= Mona Tyndall =

Irish physician and Roman Catholic missionary

Sister Dr. Mona Tyndall (14 April 1921 – 7 June 2000) was an Irish medical doctor and Roman Catholic missionary in Nigeria and Zambia. As a member of the Roman Catholic religious congregation of the Missionary Sisters of the Holy Rosary (MSHR), she was a missionary in Nigeria and Zambia. She was a development worker in the early fight against HIV/AIDS through her leadership of Mother & Child Clinics which were supported by the Irish Government's overseas aid programme in Zambia.

==Early life and education==
Born in 1921, Mona (Mary Monica) Tyndall was one of the six children of businessman David P. Tyndall and his wife, Sarah Gaynor Tyndall. She was raised in County Dublin.

Mona Tyndall joined the Holy Rosary Sisters in Killeshandra, County Cavan, in 1940, making her religious profession on 28 August 1942.

She later qualified as a medical doctor at University College Dublin and went to England where she qualified as an obstetrician and gynaecologist. She was admitted as a Fellow to the Royal College of Obstetricians and Gynaecologists on 6 June 1984.

==Missionary life==

===Nigeria and the Biafran War===
Tyndall began her missionary life in Africa starting in Nigeria in 1949 where she ministered to the sick and particularly to young mothers. She was involved, along with her fellow religious, in caring for the wounded and displaced during the Biafran War which broke out in Nigeria in 1967. Mission hospitals and feeding centers were overwhelmed by sick and wounded civilians and soldiers, and she worked to save lives and console homeless orphans. At the time, she was medical superintendent of the Holy Rosary Hospital in Emekuku. As she stated to Liam Ryan of the Evening Herald, given the chance to leave at the outbreak of war, she and ten other Irish nuns of the Holy Rosary Order, decided to stay. She confirmed press reports of "thousands who are dying daily of starvation and disease" with the hospital overrun by starving refugees and war-wounded. She and others cared for the starving and the dying, and she appealed for foreign aid to stem the daily toll. Federal Nigerian troops later took possession of all the mission stations. While Tyndall and her fellow sisters and priests remained at their posts as long as they could, they were ultimately arrested and imprisoned, along with their Bishop, Dr. J. Whelan, C.S.Sp. They were reportedly released only through the personal intercession of Pope Paul VI and then deported from Nigeria.

===Zambia===
The remainder of her missionary life was spent in Zambia, where she worked firstly in Monze Mission Hospital, and later in Lusaka University Teaching Hospital (UTH), after a brief year in the Westminster Pastoral Institute in London. As consultant obstetrician/gynaecologist at Lusaka UTH, she became a national tutor in the sympto-thermal method of family planning. Concerned with hospital overcrowding and high post-natal mortality, she strove to reduce maternal mortality by half in the 1990s, in accordance with the "Health for All" Alma Ata Declaration (1978). In this, she was supported by the Government of Zambia, and attracted funding from Ireland's then-emerging Official Development Assistance. She inspired the Suburban Maternity Clinics project, following her invitation in 1982 to Donal Denham, Ireland's first diplomat to serve in Zambia, to visit the UTH, where he found "women giving birth out in the corridors on emergency trollies, some 25,000 of them in 1981". Denham committed to help de-centralise the maternity infrastructure, through training of midwives and the re-conditioning of a fleet of Land Rovers as ambulances with radio receivers. The network was up and running within a year and overcrowding at UTH was substantially reduced. The project was subsequently expanded throughout the country.
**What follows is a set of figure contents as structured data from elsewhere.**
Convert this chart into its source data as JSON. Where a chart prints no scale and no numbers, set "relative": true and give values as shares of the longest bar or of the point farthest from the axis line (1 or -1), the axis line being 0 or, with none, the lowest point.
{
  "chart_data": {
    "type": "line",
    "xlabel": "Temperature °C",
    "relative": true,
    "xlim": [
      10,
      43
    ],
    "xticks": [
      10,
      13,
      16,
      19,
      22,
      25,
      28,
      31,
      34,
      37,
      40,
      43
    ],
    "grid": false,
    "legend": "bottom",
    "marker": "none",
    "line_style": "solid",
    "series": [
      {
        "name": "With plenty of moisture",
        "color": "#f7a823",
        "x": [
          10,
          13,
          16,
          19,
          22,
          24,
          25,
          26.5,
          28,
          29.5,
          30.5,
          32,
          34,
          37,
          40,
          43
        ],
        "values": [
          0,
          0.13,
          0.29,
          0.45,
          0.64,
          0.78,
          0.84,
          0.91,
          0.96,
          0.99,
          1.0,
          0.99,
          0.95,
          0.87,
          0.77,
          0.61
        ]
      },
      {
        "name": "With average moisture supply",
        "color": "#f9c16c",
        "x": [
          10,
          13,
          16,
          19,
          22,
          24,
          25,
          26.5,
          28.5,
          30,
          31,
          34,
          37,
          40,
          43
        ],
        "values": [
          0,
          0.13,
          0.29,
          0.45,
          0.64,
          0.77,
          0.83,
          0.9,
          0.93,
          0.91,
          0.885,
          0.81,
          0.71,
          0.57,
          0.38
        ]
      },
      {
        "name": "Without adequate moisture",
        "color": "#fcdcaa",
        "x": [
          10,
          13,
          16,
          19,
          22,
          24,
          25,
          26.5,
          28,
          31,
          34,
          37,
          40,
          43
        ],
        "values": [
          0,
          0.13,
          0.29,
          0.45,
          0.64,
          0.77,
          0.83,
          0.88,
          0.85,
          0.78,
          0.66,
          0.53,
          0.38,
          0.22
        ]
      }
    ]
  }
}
Mona Tyndall was credited with the primary role in setting up this network of rural clinics with trained local personnel, which dispensed natural family planning methods, and eventually raised awareness about the dangers of HIV/AIDS.

==Later life and death==
Tyndall retired from missionary service and returned to Cavan in 1995, where she became involved with the "Cavan Bereavement Group", for which she trained as a counselor and supervisor. She was a contributor to Ireland's first White Paper on foreign policy, and is included in the list of public contributors whose submissions were acknowledged in the paper. She died on Wednesday 7 June 2000 at College View Nursing Home in Cavan.